Charles Cumming im Interview mit Len Wanner


With a degree in English literature and a dalliance in espionage, would you say writing about what you know is better for your style or for your soul?

Oh, that’s quite a question. Should you write about what you know? Probably, initially. A first book is usually an autobiographical book in some way, shape, or form, if not necessarily an autobiographical story. It’s certainly an author’s way of announcing: “This is how I see the world. This is how I think.” In my case, I had this very brief experience with the SIS. It was riveting and crying out to be dramatised, and I was ambitious and smart enough to think: “I’ve always wanted to write a novel and here is this material, just lying there, waiting for me to take advantage of it.” Once I’d circumvented the problem of the Official Secrets Act and crossed that moral Rubicon, it was straightforward.

What’s surprising is the serendipity, the fact that serious espionage fiction – like that of Ambler, le Carré, Deighton, Fesperman, Porter, as opposed to that of Ian Fleming – just chimed with me. Being true to oneself while living a double life, lying professionally as well as personally, all those well-understood themes of serious spy fiction chimed with something in me and my personal life. I should add that part of the appeal of spy fiction is that those elements chime with a lot of people’s lives. Everybody, to a certain extent, is recruiting people to their own ends. People lie and dissemble as they try to do the right thing, which is what I think spies try to do. They’re not venal or manipulating. Most people go into secret intelligence work because they think they’re going to make a difference, at least in the beginning. It’s idealism, if that answers your question about the soul.
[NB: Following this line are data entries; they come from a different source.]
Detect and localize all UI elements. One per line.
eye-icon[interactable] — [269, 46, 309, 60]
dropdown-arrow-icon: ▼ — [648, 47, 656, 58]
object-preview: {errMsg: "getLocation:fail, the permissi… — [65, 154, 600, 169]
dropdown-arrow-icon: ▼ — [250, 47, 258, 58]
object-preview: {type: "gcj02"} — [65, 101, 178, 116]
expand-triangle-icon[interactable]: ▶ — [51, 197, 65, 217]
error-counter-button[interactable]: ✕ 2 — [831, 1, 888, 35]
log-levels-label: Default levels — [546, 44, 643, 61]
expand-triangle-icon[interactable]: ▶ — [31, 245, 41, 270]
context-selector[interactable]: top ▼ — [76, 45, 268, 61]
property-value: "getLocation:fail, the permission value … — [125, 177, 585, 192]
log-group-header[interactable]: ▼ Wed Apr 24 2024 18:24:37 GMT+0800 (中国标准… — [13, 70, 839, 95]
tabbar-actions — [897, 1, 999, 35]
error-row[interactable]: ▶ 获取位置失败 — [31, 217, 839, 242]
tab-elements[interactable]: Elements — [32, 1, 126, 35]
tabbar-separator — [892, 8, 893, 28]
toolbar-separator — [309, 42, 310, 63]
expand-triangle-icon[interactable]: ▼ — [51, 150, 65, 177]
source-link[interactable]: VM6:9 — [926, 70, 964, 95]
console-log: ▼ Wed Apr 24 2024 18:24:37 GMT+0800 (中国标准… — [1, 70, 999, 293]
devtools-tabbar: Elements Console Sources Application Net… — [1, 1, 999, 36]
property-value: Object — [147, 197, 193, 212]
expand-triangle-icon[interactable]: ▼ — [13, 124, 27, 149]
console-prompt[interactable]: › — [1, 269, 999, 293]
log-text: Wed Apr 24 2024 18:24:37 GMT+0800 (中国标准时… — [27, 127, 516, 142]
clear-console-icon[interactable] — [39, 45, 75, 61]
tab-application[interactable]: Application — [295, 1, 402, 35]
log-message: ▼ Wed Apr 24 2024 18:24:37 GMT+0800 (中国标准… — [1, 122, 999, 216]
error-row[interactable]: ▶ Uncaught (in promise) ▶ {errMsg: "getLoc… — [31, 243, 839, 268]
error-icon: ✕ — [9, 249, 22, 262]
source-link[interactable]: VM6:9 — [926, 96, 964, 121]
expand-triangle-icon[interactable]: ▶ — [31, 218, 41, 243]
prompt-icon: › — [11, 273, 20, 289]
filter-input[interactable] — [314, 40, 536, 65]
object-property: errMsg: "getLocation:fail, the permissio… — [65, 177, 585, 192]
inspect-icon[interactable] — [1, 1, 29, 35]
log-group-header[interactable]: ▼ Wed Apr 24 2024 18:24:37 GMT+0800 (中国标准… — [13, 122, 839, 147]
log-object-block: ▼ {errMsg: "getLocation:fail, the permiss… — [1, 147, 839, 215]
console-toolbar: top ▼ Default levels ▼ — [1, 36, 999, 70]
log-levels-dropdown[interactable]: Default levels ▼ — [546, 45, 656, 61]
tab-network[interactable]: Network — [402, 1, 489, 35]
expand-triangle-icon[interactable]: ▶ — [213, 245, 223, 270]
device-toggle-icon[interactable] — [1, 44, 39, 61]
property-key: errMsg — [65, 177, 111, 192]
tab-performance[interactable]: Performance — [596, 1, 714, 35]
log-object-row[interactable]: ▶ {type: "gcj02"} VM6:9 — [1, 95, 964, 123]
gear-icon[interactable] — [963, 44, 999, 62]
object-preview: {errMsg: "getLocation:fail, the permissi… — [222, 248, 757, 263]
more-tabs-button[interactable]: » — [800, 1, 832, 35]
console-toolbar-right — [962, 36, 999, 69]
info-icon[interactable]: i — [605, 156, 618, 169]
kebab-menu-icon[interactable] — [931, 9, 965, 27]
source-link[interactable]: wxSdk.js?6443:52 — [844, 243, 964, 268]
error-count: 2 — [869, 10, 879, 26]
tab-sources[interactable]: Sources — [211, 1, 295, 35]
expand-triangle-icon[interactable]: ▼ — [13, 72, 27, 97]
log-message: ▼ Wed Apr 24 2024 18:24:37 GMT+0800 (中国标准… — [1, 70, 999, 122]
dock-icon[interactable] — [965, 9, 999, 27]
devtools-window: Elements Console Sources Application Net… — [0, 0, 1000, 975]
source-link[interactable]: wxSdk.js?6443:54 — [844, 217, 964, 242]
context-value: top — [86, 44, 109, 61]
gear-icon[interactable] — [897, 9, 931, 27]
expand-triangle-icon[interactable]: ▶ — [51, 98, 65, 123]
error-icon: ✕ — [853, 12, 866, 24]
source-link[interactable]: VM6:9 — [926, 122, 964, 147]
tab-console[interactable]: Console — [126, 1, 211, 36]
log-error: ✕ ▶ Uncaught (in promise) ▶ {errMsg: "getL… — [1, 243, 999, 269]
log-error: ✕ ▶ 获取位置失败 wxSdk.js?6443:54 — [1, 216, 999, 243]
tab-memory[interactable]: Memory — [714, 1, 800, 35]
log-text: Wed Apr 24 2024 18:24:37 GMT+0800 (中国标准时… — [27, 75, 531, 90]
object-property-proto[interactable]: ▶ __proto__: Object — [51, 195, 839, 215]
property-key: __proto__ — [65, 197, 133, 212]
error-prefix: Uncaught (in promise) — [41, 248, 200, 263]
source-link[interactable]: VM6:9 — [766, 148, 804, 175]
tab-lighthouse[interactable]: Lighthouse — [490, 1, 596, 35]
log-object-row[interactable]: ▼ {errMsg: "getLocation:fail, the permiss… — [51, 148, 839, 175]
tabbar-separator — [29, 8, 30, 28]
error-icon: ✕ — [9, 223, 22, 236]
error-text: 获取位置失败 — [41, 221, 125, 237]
Style is just talent, influence, and voice. I don’t read an awful lot of crime fiction, but my impression is that style is not necessarily of paramount importance to most readers. You obviously have exceptions like Chandler, Leonard, and Deighton, where the style is magical and cannot be repeated, but I think the mass appeal of crime fiction and thrillers is story – putting the elements of a complex plot together and seeing them tied up in the end – and character – having the detective come back again and again. I think people develop very close relationships with fictional characters, and creating authenticity in spy fiction is very problematic for somebody who hasn’t worked in that world. I interviewed into it and I have contacts in that world, so I’m able to go to them and ask: “What would happen if character X wanted to achieve Y?” A lot of the trade craft is common sense, and I have people who can tell me about the idiosyncrasies without breaching state secrecy. Also, there’s a lot more information about spying in the public domain – far more than there was in the heyday of le Carré and Deighton.
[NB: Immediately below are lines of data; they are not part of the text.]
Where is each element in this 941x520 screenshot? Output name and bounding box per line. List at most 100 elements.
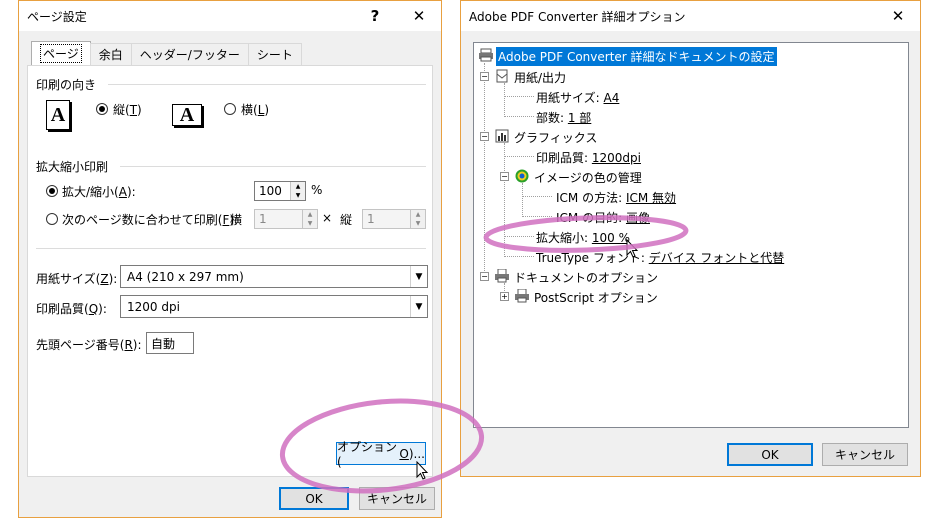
tree-icm-method[interactable]: ICM の方法: ICM 無効 <box>556 189 676 206</box>
collapse-doc-options[interactable]: − <box>480 272 489 281</box>
spin-up-icon[interactable]: ▲ <box>416 211 421 218</box>
tree-paper-size-value: A4 <box>603 91 620 105</box>
pdf-ok-button[interactable]: OK <box>727 443 813 466</box>
page-tab-panel: 印刷の向き A 縦(T) A 横(L) 拡大縮小印刷 拡大/縮小(A): 100… <box>27 65 433 477</box>
portrait-label[interactable]: 縦(T) <box>113 101 142 118</box>
pages-tall-arrows[interactable]: ▲ ▼ <box>410 210 425 228</box>
graphics-icon <box>495 129 509 143</box>
pdf-cancel-button[interactable]: キャンセル <box>822 443 908 466</box>
color-wheel-icon <box>515 169 529 183</box>
paper-output-icon <box>496 69 508 83</box>
landscape-icon: A <box>172 104 202 126</box>
tree-image-color[interactable]: イメージの色の管理 <box>534 169 642 186</box>
cancel-button[interactable]: キャンセル <box>359 487 435 510</box>
collapse-paper-output[interactable]: − <box>480 72 489 81</box>
collapse-graphics[interactable]: − <box>480 132 489 141</box>
chevron-down-icon[interactable]: ▼ <box>410 266 427 287</box>
pdf-advanced-dialog: Adobe PDF Converter 詳細オプション ✕ Adobe PDF … <box>460 0 921 477</box>
times-sign: × <box>322 211 333 225</box>
cancel-button-label: キャンセル <box>366 492 427 506</box>
close-button[interactable]: ✕ <box>397 1 441 31</box>
print-quality-dropdown[interactable]: 1200 dpi ▼ <box>120 295 428 318</box>
fit-to-text: 次のページ数に合わせて印刷( <box>62 213 223 227</box>
tree-icm-intent-label: ICM の目的: <box>556 211 626 225</box>
document-options-icon <box>495 269 509 283</box>
tree-doc-options[interactable]: ドキュメントのオプション <box>514 269 658 286</box>
adjust-to-suffix: ): <box>126 185 136 199</box>
pdf-close-button[interactable]: ✕ <box>876 1 920 31</box>
first-page-accel: R <box>124 338 133 352</box>
ok-button[interactable]: OK <box>279 487 349 510</box>
fit-to-label[interactable]: 次のページ数に合わせて印刷(F): <box>62 211 238 228</box>
landscape-label[interactable]: 横(L) <box>241 101 269 118</box>
options-button-suffix: )... <box>408 446 425 461</box>
paper-size-text: 用紙サイズ( <box>36 272 101 286</box>
tab-header-footer[interactable]: ヘッダー/フッター <box>130 43 249 65</box>
first-page-text: 先頭ページ番号( <box>36 338 125 352</box>
tab-sheet[interactable]: シート <box>247 43 302 65</box>
pages-wide-value: 1 <box>259 212 267 226</box>
tree-graphics[interactable]: グラフィックス <box>514 129 597 146</box>
adjust-to-accel: A <box>118 185 127 199</box>
tab-margins[interactable]: 余白 <box>89 43 132 65</box>
adjust-to-radio[interactable] <box>46 185 58 197</box>
first-page-input[interactable]: 自動 <box>146 332 194 354</box>
fit-to-radio[interactable] <box>46 213 58 225</box>
chevron-down-icon[interactable]: ▼ <box>410 296 427 317</box>
help-button[interactable]: ? <box>353 1 397 31</box>
spin-up-icon[interactable]: ▲ <box>308 211 313 218</box>
adjust-to-label[interactable]: 拡大/縮小(A): <box>62 183 136 200</box>
spin-down-icon[interactable]: ▼ <box>308 220 313 227</box>
close-icon: ✕ <box>891 7 905 25</box>
pages-wide-spinner[interactable]: 1 ▲ ▼ <box>254 209 318 229</box>
tab-sheet-label: シート <box>256 48 293 62</box>
first-page-value: 自動 <box>151 336 176 351</box>
portrait-icon: A <box>46 100 70 130</box>
tab-page[interactable]: ページ <box>31 41 91 65</box>
landscape-label-text: 横( <box>241 103 258 117</box>
pages-wide-label: 横 <box>230 213 243 227</box>
options-divider <box>36 248 426 249</box>
tree-scaling[interactable]: 拡大縮小: 100 % <box>536 229 630 246</box>
tree-icm-intent[interactable]: ICM の目的: 画像 <box>556 209 650 226</box>
pdf-advanced-titlebar: Adobe PDF Converter 詳細オプション <box>461 1 920 31</box>
options-button-accel: O <box>399 446 409 461</box>
scale-percent-spinner[interactable]: 100 ▲ ▼ <box>254 181 306 201</box>
print-quality-label: 印刷品質(Q): <box>36 300 107 317</box>
tree-print-quality-value: 1200dpi <box>591 151 641 165</box>
expand-postscript[interactable]: + <box>500 292 509 301</box>
portrait-radio[interactable] <box>96 103 108 115</box>
paper-size-label: 用紙サイズ(Z): <box>36 270 117 287</box>
spin-up-icon[interactable]: ▲ <box>296 183 301 190</box>
spin-down-icon[interactable]: ▼ <box>416 220 421 227</box>
pages-wide-arrows[interactable]: ▲ ▼ <box>302 210 317 228</box>
print-quality-value: 1200 dpi <box>127 299 180 314</box>
print-quality-suffix: ): <box>98 302 107 316</box>
settings-tree[interactable]: Adobe PDF Converter 詳細なドキュメントの設定 − 用紙/出力… <box>473 42 909 428</box>
page-setup-dialog: ページ設定 ? ✕ ページ 余白 ヘッダー/フッター シート 印刷の向き A 縦… <box>18 0 442 518</box>
spin-down-icon[interactable]: ▼ <box>296 192 301 199</box>
ok-button-label: OK <box>305 491 323 506</box>
scale-spinner-arrows[interactable]: ▲ ▼ <box>290 182 305 200</box>
tree-icm-method-label: ICM の方法: <box>556 191 626 205</box>
mouse-cursor-icon <box>416 461 429 480</box>
paper-size-dropdown[interactable]: A4 (210 x 297 mm) ▼ <box>120 265 428 288</box>
print-quality-accel: Q <box>88 302 99 316</box>
pages-tall-spinner[interactable]: 1 ▲ ▼ <box>362 209 426 229</box>
close-icon: ✕ <box>412 7 426 25</box>
tree-print-quality[interactable]: 印刷品質: 1200dpi <box>536 149 641 166</box>
tree-line <box>504 256 534 257</box>
printer-icon <box>479 48 493 62</box>
tree-copies-value: 1 部 <box>567 111 592 125</box>
tree-print-quality-label: 印刷品質: <box>536 151 592 165</box>
adjust-to-text: 拡大/縮小( <box>62 185 119 199</box>
tree-paper-size[interactable]: 用紙サイズ: A4 <box>536 89 619 106</box>
tree-paper-output[interactable]: 用紙/出力 <box>514 69 566 86</box>
tree-copies[interactable]: 部数: 1 部 <box>536 109 591 126</box>
collapse-image-color[interactable]: − <box>500 172 509 181</box>
tree-truetype[interactable]: TrueType フォント: デバイス フォントと代替 <box>536 249 784 266</box>
tree-postscript[interactable]: PostScript オプション <box>534 289 658 306</box>
tree-root[interactable]: Adobe PDF Converter 詳細なドキュメントの設定 <box>496 47 777 66</box>
landscape-radio[interactable] <box>224 103 236 115</box>
options-button[interactable]: オプション(O)... <box>336 440 426 469</box>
The other thing to say is that spy work is quite dull, bureaucratic, deskbound, and team oriented. I remember they kept talking about team work, and they may have suspected that I’m not much of a team player. It turned out they’re right. I’m a writer, which is the least team based thing you can do, but team work in narrative is not as interesting as one man against the odds, one man or woman trying to solve a crime or make themselves into a better person. So this is a long way of saying that in my stories I end up bending the truth and moving it away in the exact circumstances I described in the beginning of the book. I have to tell an exciting story, so spy novels are far more exciting in an adrenalised sense than real life spying.

What was the nature of your involvement with the SIS?

I met a friend of my late step father’s who had just retired from MI6 when I was 25, and he thought his people might be interested in interviewing me. I got only as far as the civil service exam for the specials, but I had enough material from the buildings I visited and the people I spoke to for my first book, A Spy by Nature. For a while there was a useful ambiguity running around about my career: “He must be a spy.” I’m obviously not going to say if I was. Ha! There’s every chance I was. No, I didn’t work for them, but I’ve been very lucky to know people who could help me whenever I needed to know something specific or operational. For example, in A Foreign Country, I needed to know what would be MI6 and the British government’s position on the post-Arab Spring world of Maghreb. I fed that into my fiction for it to have the semblance of reality. It’s always been important to me to be realistic, especially about human behaviour. I’m not into gung-ho heroes, lavish amounts of sex, and everybody shooting each other in car chases. Actually, there is quite a lot of sex in The Trinity Six, but that’s a different sort of book.

Do you ever wish you had pursued a career in espionage?

Well, the first thing to say is that I had no choice. They didn’t want me to do it, but I remember thinking at the time that I didn’t want to do it and I didn’t think I’d be any good at it. I was quite lazy at that age and quite unformed. My personality hadn’t emerged. I was a very young 25. I know people who seem to be more mature at 25 than I am at 40. Looking back, yeah, I’d love to have done it just for the material, just for the experience, just to have done something else in my life apart from writing journalism and books, but it’s easy to say that with hindsight.